My /home is a LUKS partition on a 2nd SSD where the permissions are set as 1000:1000, but OM wants it to be 1000:1007.

I want to keep it as 1000:1000 (I have my reasons), should I just leave it as it is or should I change it to 1000?

Will it cause corruption/problems on the LUKS partition as new files are saved as 1000:1007?

So the actual question is - how do I rename group 1000 from vboxsf to kev?

Thankyou, regards.

I think I solved it myself -

[root@Desktop kev]# groupmod -n dunno vboxsf
[root@Desktop kev]# groupmod -n oldkev kev
[root@Desktop kev]# groupmod -n kev dunno
[root@Desktop kev]# groups kev
kev : oldkev lp wheel audio video users input kvm render pipewire lpadmin network storage sambashare autologin
[root@Desktop kev]# groupmod -n dunno vboxsf

Does that look OK, or have I done something stupid?

Regards.

It’s not wise to do what you are doing. Other things could break. Make sure you are backing up before you do things like this, and just restore it to a new ~ partition/mount/etc… in your new distro install.

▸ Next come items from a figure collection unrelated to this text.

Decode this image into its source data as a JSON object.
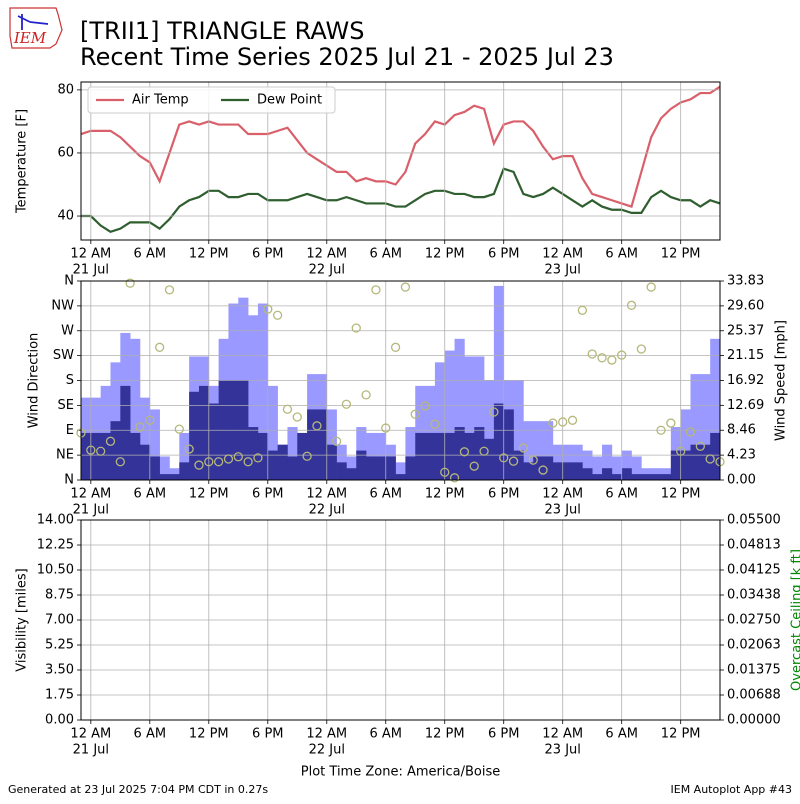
{
  "header": {
    "logo_text": "IEM",
    "title": "[TRII1] TRIANGLE RAWS",
    "subtitle": "Recent Time Series 2025 Jul 21 - 2025 Jul 23"
  },
  "footer": {
    "left": "Generated at 23 Jul 2025 7:04 PM CDT in 0.27s",
    "right": "IEM Autoplot App #43"
  },
  "chart_data": [
    {
      "type": "line",
      "ylabel": "Temperature [F]",
      "grid": true,
      "legend": "upper left",
      "xlim": [
        -1,
        64
      ],
      "ylim": [
        32.4,
        82.5
      ],
      "yticks": [
        40,
        60,
        80
      ],
      "xticks": [
        {
          "value": 0,
          "label": "12 AM"
        },
        {
          "value": 6,
          "label": "6 AM"
        },
        {
          "value": 12,
          "label": "12 PM"
        },
        {
          "value": 18,
          "label": "6 PM"
        },
        {
          "value": 24,
          "label": "12 AM"
        },
        {
          "value": 30,
          "label": "6 AM"
        },
        {
          "value": 36,
          "label": "12 PM"
        },
        {
          "value": 42,
          "label": "6 PM"
        },
        {
          "value": 48,
          "label": "12 AM"
        },
        {
          "value": 54,
          "label": "6 AM"
        },
        {
          "value": 60,
          "label": "12 PM"
        }
      ],
      "xdates": [
        {
          "value": 0,
          "label": "21 Jul"
        },
        {
          "value": 24,
          "label": "22 Jul"
        },
        {
          "value": 48,
          "label": "23 Jul"
        }
      ],
      "x": [
        -1,
        0,
        1,
        2,
        3,
        4,
        5,
        6,
        7,
        8,
        9,
        10,
        11,
        12,
        13,
        14,
        15,
        16,
        17,
        18,
        19,
        20,
        21,
        22,
        23,
        24,
        25,
        26,
        27,
        28,
        29,
        30,
        31,
        32,
        33,
        34,
        35,
        36,
        37,
        38,
        39,
        40,
        41,
        42,
        43,
        44,
        45,
        46,
        47,
        48,
        49,
        50,
        51,
        52,
        53,
        54,
        55,
        56,
        57,
        58,
        59,
        60,
        61,
        62,
        63,
        64
      ],
      "series": [
        {
          "name": "Air Temp",
          "color": "#d9606a",
          "values": [
            66,
            67,
            67,
            67,
            65,
            62,
            59,
            57,
            51,
            60,
            69,
            70,
            69,
            70,
            69,
            69,
            69,
            66,
            66,
            66,
            67,
            68,
            64,
            60,
            58,
            56,
            54,
            54,
            51,
            52,
            51,
            51,
            50,
            54,
            63,
            66,
            70,
            69,
            72,
            73,
            75,
            74,
            63,
            69,
            70,
            70,
            67,
            62,
            58,
            59,
            59,
            52,
            47,
            46,
            45,
            44,
            43,
            54,
            65,
            71,
            74,
            76,
            77,
            79,
            79,
            81
          ]
        },
        {
          "name": "Dew Point",
          "color": "#2f5e2f",
          "values": [
            40,
            40,
            37,
            35,
            36,
            38,
            38,
            38,
            36,
            39,
            43,
            45,
            46,
            48,
            48,
            46,
            46,
            47,
            47,
            45,
            45,
            45,
            46,
            47,
            46,
            45,
            45,
            46,
            45,
            44,
            44,
            44,
            43,
            43,
            45,
            47,
            48,
            48,
            47,
            47,
            46,
            46,
            47,
            55,
            54,
            47,
            46,
            47,
            49,
            47,
            45,
            43,
            45,
            43,
            42,
            42,
            41,
            41,
            46,
            48,
            46,
            45,
            45,
            43,
            45,
            44
          ]
        }
      ]
    },
    {
      "type": "bar",
      "ylabel": "Wind Direction",
      "y2label": "Wind Speed [mph]",
      "grid": true,
      "xlim": [
        -1,
        64
      ],
      "ylim": [
        0,
        360
      ],
      "y2lim": [
        0,
        33.83
      ],
      "yticks": [
        {
          "value": 0,
          "label": "N"
        },
        {
          "value": 45,
          "label": "NE"
        },
        {
          "value": 90,
          "label": "E"
        },
        {
          "value": 135,
          "label": "SE"
        },
        {
          "value": 180,
          "label": "S"
        },
        {
          "value": 225,
          "label": "SW"
        },
        {
          "value": 270,
          "label": "W"
        },
        {
          "value": 315,
          "label": "NW"
        },
        {
          "value": 360,
          "label": "N"
        }
      ],
      "y2ticks": [
        {
          "value": 0,
          "label": "0.00"
        },
        4.23,
        8.46,
        12.69,
        16.92,
        21.15,
        25.37,
        {
          "value": 29.6,
          "label": "29.60"
        },
        33.83
      ],
      "xticks": [
        {
          "value": 0,
          "label": "12 AM"
        },
        {
          "value": 6,
          "label": "6 AM"
        },
        {
          "value": 12,
          "label": "12 PM"
        },
        {
          "value": 18,
          "label": "6 PM"
        },
        {
          "value": 24,
          "label": "12 AM"
        },
        {
          "value": 30,
          "label": "6 AM"
        },
        {
          "value": 36,
          "label": "12 PM"
        },
        {
          "value": 42,
          "label": "6 PM"
        },
        {
          "value": 48,
          "label": "12 AM"
        },
        {
          "value": 54,
          "label": "6 AM"
        },
        {
          "value": 60,
          "label": "12 PM"
        }
      ],
      "xdates": [
        {
          "value": 0,
          "label": "21 Jul"
        },
        {
          "value": 24,
          "label": "22 Jul"
        },
        {
          "value": 48,
          "label": "23 Jul"
        }
      ],
      "x": [
        -1,
        0,
        1,
        2,
        3,
        4,
        5,
        6,
        7,
        8,
        9,
        10,
        11,
        12,
        13,
        14,
        15,
        16,
        17,
        18,
        19,
        20,
        21,
        22,
        23,
        24,
        25,
        26,
        27,
        28,
        29,
        30,
        31,
        32,
        33,
        34,
        35,
        36,
        37,
        38,
        39,
        40,
        41,
        42,
        43,
        44,
        45,
        46,
        47,
        48,
        49,
        50,
        51,
        52,
        53,
        54,
        55,
        56,
        57,
        58,
        59,
        60,
        61,
        62,
        63,
        64
      ],
      "series": [
        {
          "type": "bar",
          "axis": "y2",
          "color": "#9999ff",
          "values": [
            14,
            14,
            16,
            20,
            25,
            24,
            14,
            12,
            4,
            2,
            8,
            21,
            21,
            16,
            24,
            30,
            31,
            28,
            30,
            16,
            6,
            9,
            8,
            18,
            18,
            12,
            6,
            4,
            9,
            8,
            8,
            6,
            3,
            9,
            16,
            16,
            20,
            22,
            24,
            21,
            21,
            17,
            33,
            17,
            17,
            10,
            10,
            10,
            6,
            6,
            6,
            5,
            4,
            6,
            4,
            5,
            4,
            2,
            2,
            2,
            9,
            12,
            18,
            18,
            24,
            24
          ]
        },
        {
          "type": "bar",
          "axis": "y2",
          "color": "#333399",
          "values": [
            8,
            8,
            8,
            10,
            16,
            8,
            6,
            4,
            1,
            1,
            3,
            15,
            16,
            13,
            17,
            17,
            17,
            9,
            8,
            5,
            6,
            4,
            8,
            12,
            12,
            6,
            3,
            2,
            5,
            4,
            4,
            4,
            1,
            4,
            8,
            8,
            8,
            8,
            9,
            8,
            9,
            7,
            13,
            12,
            5,
            3,
            4,
            4,
            3,
            3,
            3,
            2,
            1,
            2,
            1,
            2,
            1,
            1,
            1,
            1,
            5,
            5,
            6,
            6,
            8,
            12
          ]
        },
        {
          "type": "scatter",
          "axis": "y",
          "color": "#b5b87a",
          "x": [
            -1,
            0,
            1,
            2,
            3,
            4,
            5,
            6,
            7,
            8,
            9,
            10,
            11,
            12,
            13,
            14,
            15,
            16,
            17,
            18,
            19,
            20,
            21,
            22,
            23,
            25,
            26,
            27,
            28,
            29,
            30,
            31,
            32,
            33,
            34,
            35,
            36,
            37,
            38,
            39,
            40,
            41,
            42,
            43,
            44,
            45,
            46,
            47,
            48,
            49,
            50,
            51,
            52,
            53,
            54,
            55,
            56,
            57,
            58,
            59,
            60,
            61,
            62,
            63,
            64
          ],
          "values": [
            85,
            54,
            52,
            70,
            33,
            356,
            96,
            108,
            240,
            344,
            92,
            56,
            27,
            33,
            33,
            38,
            42,
            33,
            40,
            309,
            298,
            128,
            114,
            43,
            98,
            70,
            137,
            275,
            154,
            344,
            94,
            240,
            349,
            119,
            134,
            101,
            14,
            4,
            51,
            25,
            52,
            123,
            40,
            34,
            58,
            36,
            18,
            103,
            105,
            108,
            307,
            228,
            221,
            217,
            226,
            316,
            237,
            349,
            90,
            103,
            52,
            87,
            61,
            38,
            33
          ]
        }
      ]
    },
    {
      "type": "line",
      "ylabel": "Visibility [miles]",
      "y2label": "Overcast Ceiling [k ft]",
      "xlabel": "Plot Time Zone: America/Boise",
      "grid": true,
      "xlim": [
        -1,
        64
      ],
      "ylim": [
        0,
        14
      ],
      "y2lim": [
        0,
        0.055
      ],
      "yticks": [
        {
          "value": 0,
          "label": "0.00"
        },
        1.75,
        {
          "value": 3.5,
          "label": "3.50"
        },
        5.25,
        {
          "value": 7,
          "label": "7.00"
        },
        8.75,
        {
          "value": 10.5,
          "label": "10.50"
        },
        12.25,
        {
          "value": 14,
          "label": "14.00"
        }
      ],
      "y2ticks": [
        {
          "value": 0,
          "label": "0.00000"
        },
        {
          "value": 0.006875,
          "label": "0.00688"
        },
        0.01375,
        {
          "value": 0.020625,
          "label": "0.02063"
        },
        {
          "value": 0.0275,
          "label": "0.02750"
        },
        {
          "value": 0.034375,
          "label": "0.03438"
        },
        0.04125,
        {
          "value": 0.048125,
          "label": "0.04813"
        },
        {
          "value": 0.055,
          "label": "0.05500"
        }
      ],
      "xticks": [
        {
          "value": 0,
          "label": "12 AM"
        },
        {
          "value": 6,
          "label": "6 AM"
        },
        {
          "value": 12,
          "label": "12 PM"
        },
        {
          "value": 18,
          "label": "6 PM"
        },
        {
          "value": 24,
          "label": "12 AM"
        },
        {
          "value": 30,
          "label": "6 AM"
        },
        {
          "value": 36,
          "label": "12 PM"
        },
        {
          "value": 42,
          "label": "6 PM"
        },
        {
          "value": 48,
          "label": "12 AM"
        },
        {
          "value": 54,
          "label": "6 AM"
        },
        {
          "value": 60,
          "label": "12 PM"
        }
      ],
      "xdates": [
        {
          "value": 0,
          "label": "21 Jul"
        },
        {
          "value": 24,
          "label": "22 Jul"
        },
        {
          "value": 48,
          "label": "23 Jul"
        }
      ],
      "series": []
    }
  ]
}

I went through the same hassle on OMLx to go from 1001:1001 to 1000:1000 so that I could mount NFS shares. By all means, change the UID and GID to 1000:1000, the system was “broken” after you installed it so there is no concern about breaking it.

1 Like

Thanks for replying, yes backing up is always a good idea. I’ll do that now and then just run it for a while and see if anything breaks! Regards.

Hahaha, yeah there is one other issue but I’ll start a new post for that one. Regards.

You should also make sure you are doing this. I believe there is a post in Support or Resources that covers this.

I did, I linked the page I found in my OP above. It contained some info but the last part didn’t work, that’s why I posted here.

Regards.

From the How-to:

After installation boot to console mode. Login as root. (This also works on an existing system in test situation.)

# usermod -u 1000 user

# groupmod -g 1008 lusers

# groupmod -g 1000 user

# exit

$ sudo chown -R user:user $HOME

Reboot.

Where did you discover to use the -n option for groupmod?

https://man7.org/linux/man-pages/man8/groupmod.8.html

       -n, --new-name NEW_GROUP
           The name of the group will be changed from GROUP to NEW_GROUP
           name.

From experimenting with the output of groupmod --help. The line -n, --new-name NEW_GROUP didn’t make any sense to me, so I just guessed at how it worked - and got lucky!